# sA wanting to work in India



## jui (Mar 6, 2012)

Hi all

I'm a south African Indian looking for Human Resource Management expat jobs in India preferably or the East in general. Kindly advise how I can go about this in a speedy fashion?

Your comments/insights much appreciated.

Thanks
J


----------



## Johanna (Apr 13, 2009)

jui said:


> Hi all
> 
> I'm a south African Indian looking for Human Resource Management expat jobs in India preferably or the East in general. Kindly advise how I can go about this in a speedy fashion?
> 
> ...


Would it not be better to post this on the India thread?


----------



## Johanna (Apr 13, 2009)

jui said:


> Hi all
> 
> I'm a south African Indian looking for Human Resource Management expat jobs in India preferably or the East in general.

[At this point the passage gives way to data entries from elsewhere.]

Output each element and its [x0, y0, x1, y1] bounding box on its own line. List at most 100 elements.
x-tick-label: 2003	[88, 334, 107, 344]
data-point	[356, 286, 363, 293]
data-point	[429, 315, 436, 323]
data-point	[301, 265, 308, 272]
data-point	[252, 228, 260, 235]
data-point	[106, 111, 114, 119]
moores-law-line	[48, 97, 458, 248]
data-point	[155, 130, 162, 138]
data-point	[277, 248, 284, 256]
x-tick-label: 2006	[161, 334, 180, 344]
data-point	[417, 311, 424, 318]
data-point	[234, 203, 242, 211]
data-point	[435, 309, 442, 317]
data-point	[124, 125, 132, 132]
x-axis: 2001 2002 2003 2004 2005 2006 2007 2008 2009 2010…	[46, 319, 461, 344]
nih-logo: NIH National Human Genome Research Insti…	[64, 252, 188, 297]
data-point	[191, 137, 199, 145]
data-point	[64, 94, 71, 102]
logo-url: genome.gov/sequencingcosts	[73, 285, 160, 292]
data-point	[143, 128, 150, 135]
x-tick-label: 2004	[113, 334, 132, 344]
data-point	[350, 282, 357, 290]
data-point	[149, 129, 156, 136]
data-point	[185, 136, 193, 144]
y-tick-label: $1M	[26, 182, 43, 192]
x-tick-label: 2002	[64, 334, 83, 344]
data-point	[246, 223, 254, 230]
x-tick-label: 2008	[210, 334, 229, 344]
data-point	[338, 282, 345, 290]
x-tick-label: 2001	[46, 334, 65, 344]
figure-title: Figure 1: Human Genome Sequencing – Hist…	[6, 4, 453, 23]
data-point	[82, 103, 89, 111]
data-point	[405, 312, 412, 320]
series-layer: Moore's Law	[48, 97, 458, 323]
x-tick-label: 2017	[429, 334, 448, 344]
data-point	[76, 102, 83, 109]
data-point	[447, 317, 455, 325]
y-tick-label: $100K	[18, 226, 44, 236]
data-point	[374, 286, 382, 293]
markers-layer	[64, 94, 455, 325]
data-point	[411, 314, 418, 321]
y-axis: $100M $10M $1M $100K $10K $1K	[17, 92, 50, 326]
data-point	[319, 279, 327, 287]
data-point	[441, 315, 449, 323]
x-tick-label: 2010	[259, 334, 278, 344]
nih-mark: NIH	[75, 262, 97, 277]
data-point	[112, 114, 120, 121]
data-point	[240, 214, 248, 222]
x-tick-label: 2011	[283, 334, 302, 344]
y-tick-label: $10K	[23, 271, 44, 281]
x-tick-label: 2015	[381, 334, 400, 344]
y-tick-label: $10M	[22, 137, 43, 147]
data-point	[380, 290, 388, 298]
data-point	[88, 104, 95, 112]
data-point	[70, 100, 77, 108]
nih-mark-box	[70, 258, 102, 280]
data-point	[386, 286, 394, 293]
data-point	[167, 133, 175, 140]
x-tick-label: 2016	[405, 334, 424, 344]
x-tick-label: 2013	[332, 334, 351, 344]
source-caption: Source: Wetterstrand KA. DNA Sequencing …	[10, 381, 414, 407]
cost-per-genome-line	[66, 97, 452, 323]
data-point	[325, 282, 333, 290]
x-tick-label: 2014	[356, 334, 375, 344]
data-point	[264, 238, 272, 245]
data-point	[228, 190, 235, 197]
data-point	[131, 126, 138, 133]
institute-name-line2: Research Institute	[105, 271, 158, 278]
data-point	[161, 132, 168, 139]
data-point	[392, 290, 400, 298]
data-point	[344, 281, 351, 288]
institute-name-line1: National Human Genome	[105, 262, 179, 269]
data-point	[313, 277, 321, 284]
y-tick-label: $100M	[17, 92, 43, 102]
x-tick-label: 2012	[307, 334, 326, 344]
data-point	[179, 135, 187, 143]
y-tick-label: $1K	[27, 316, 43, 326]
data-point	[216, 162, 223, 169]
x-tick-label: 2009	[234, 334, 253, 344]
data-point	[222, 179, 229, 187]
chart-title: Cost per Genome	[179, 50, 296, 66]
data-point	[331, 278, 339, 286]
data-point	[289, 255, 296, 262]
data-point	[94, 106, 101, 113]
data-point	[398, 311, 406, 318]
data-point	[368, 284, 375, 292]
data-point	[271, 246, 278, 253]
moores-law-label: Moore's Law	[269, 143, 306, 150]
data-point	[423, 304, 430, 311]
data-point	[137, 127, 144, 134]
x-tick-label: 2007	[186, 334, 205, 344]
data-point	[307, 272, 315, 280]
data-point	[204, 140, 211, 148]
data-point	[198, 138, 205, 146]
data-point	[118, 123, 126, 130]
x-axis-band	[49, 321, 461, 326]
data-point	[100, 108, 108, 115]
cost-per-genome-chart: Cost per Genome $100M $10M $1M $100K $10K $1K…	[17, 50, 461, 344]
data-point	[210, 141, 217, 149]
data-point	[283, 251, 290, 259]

Kindly advise how I can go about this in a speedy fashion?
> 
> ...


Would it not be better to post this on the Asia thread?


----------



## Johanna (Apr 13, 2009)

India Expat Forum for Expats Living in India - Expat Forum For People Moving Overseas And Living Abroad


----------



## jui (Mar 6, 2012)

Johanna said:


> Would it not be better to post this on the India thread?


Noted. Thanks


----------